ECLI:NL:RVS:2005:AT6130
Raad van State
- Hoger beroep
- W. van den Brink
- R.E.A. Matulewicz
- Rechtspraak.nl
Besluitvorming over verkeersmaatregelen door college van burgemeester en wethouders van Langedijk
In deze zaak gaat het om het hoger beroep van een appellant tegen de uitspraak van de voorzieningenrechter van de rechtbank Alkmaar, die op 14 juni 2004 het beroep van de appellant ongegrond verklaarde. De appellant had bezwaar gemaakt tegen een besluit van het college van burgemeester en wethouders van Langedijk, waarin werd meegedeeld dat er op de Achtergraft te Koedijk geen verkeersdrempels zouden worden geplaatst, maar dat er wegversmallingen zouden worden aangebracht. Het college verklaarde het bezwaar van de appellant op 13 april 2004 kennelijk niet-ontvankelijk, omdat de beslissing om verkeersmaatregelen al dan niet aan te leggen niet als een besluit in de zin van de Algemene wet bestuursrecht (Awb) kan worden aangemerkt.

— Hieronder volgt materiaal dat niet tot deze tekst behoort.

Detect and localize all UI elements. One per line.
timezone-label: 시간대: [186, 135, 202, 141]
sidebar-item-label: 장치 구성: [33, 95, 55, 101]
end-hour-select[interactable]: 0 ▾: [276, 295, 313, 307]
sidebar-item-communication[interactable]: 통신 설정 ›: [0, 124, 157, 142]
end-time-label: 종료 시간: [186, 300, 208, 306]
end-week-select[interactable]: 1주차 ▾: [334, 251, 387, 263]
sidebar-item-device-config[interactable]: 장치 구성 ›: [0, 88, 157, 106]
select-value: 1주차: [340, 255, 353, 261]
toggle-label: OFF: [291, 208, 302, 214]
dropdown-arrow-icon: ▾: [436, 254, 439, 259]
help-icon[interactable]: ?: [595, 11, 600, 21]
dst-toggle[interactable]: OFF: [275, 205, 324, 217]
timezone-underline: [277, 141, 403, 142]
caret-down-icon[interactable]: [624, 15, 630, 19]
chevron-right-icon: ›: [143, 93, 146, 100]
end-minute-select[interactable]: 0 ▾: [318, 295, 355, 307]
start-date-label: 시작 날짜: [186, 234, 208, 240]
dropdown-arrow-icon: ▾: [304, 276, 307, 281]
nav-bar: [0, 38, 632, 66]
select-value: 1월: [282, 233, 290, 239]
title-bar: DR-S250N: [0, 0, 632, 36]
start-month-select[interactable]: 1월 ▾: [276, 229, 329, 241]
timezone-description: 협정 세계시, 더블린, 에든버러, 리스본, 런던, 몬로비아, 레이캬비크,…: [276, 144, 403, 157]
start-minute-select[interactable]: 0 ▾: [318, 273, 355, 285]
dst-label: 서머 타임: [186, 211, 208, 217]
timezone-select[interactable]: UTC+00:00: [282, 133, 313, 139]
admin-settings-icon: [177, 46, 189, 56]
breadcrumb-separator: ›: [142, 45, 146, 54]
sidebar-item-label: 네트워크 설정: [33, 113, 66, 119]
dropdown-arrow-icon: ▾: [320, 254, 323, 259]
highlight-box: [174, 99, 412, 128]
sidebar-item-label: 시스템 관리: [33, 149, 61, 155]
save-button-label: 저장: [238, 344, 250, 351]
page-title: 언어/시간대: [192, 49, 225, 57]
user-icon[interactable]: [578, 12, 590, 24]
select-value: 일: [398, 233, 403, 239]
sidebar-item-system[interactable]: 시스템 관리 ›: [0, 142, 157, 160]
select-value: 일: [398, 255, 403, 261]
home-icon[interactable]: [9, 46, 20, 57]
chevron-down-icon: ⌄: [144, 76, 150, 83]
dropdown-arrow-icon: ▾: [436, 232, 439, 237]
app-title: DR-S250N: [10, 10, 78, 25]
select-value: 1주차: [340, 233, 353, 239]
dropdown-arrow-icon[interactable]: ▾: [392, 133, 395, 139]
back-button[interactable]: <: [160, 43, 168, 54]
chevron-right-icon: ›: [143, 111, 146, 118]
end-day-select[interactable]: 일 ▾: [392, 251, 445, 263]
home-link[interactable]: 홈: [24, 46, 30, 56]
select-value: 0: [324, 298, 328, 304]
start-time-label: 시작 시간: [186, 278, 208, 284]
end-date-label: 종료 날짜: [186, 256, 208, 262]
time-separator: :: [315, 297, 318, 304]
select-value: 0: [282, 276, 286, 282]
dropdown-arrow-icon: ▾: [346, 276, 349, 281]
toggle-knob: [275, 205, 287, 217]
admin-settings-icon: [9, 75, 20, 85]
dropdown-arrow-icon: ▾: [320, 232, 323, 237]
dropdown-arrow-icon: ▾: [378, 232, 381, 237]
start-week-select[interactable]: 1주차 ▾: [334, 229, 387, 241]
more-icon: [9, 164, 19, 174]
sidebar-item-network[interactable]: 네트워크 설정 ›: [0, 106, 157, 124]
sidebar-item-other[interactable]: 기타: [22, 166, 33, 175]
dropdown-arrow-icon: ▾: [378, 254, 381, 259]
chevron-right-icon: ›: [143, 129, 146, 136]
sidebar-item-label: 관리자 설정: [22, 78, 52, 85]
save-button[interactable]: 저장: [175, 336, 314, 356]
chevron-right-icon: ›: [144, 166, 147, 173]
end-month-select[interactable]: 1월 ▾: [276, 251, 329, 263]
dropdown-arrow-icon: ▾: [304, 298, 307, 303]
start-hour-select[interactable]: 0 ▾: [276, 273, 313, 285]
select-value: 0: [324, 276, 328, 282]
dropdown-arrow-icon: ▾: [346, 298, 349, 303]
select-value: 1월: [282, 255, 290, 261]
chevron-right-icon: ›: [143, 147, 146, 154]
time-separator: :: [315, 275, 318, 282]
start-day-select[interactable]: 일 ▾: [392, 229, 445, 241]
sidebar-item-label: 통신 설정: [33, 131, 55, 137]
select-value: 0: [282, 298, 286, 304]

De voorzieningenrechter oordeelde dat de brief van 29 december 2003, waartegen het bezwaar zich richtte, niet kan worden aangemerkt als een besluit. De appellant heeft vervolgens hoger beroep ingesteld bij de Raad van State, waarbij hij zijn gronden aanvulde in brieven van 23 juli en 18 augustus 2004. De zaak werd behandeld op 7 april 2005, waar de appellant in persoon verscheen, terwijl het college werd vertegenwoordigd door O.H. Stom, werkzaam bij de gemeente Langedijk.
De Raad van State heeft in zijn overwegingen vastgesteld dat het college terecht heeft geoordeeld dat de brief van 29 december 2003 geen besluit is in de zin van artikel 1:3, eerste lid, van de Awb. Ook het bezwaarschrift van de appellant was niet gericht tegen een appellabel besluit. Het hoger beroep is ongegrond verklaard en de aangevallen uitspraak is bevestigd. Er is geen aanleiding voor een proceskostenveroordeling. De uitspraak is gedaan in naam der Koningin en openbaar uitgesproken op 25 mei 2005.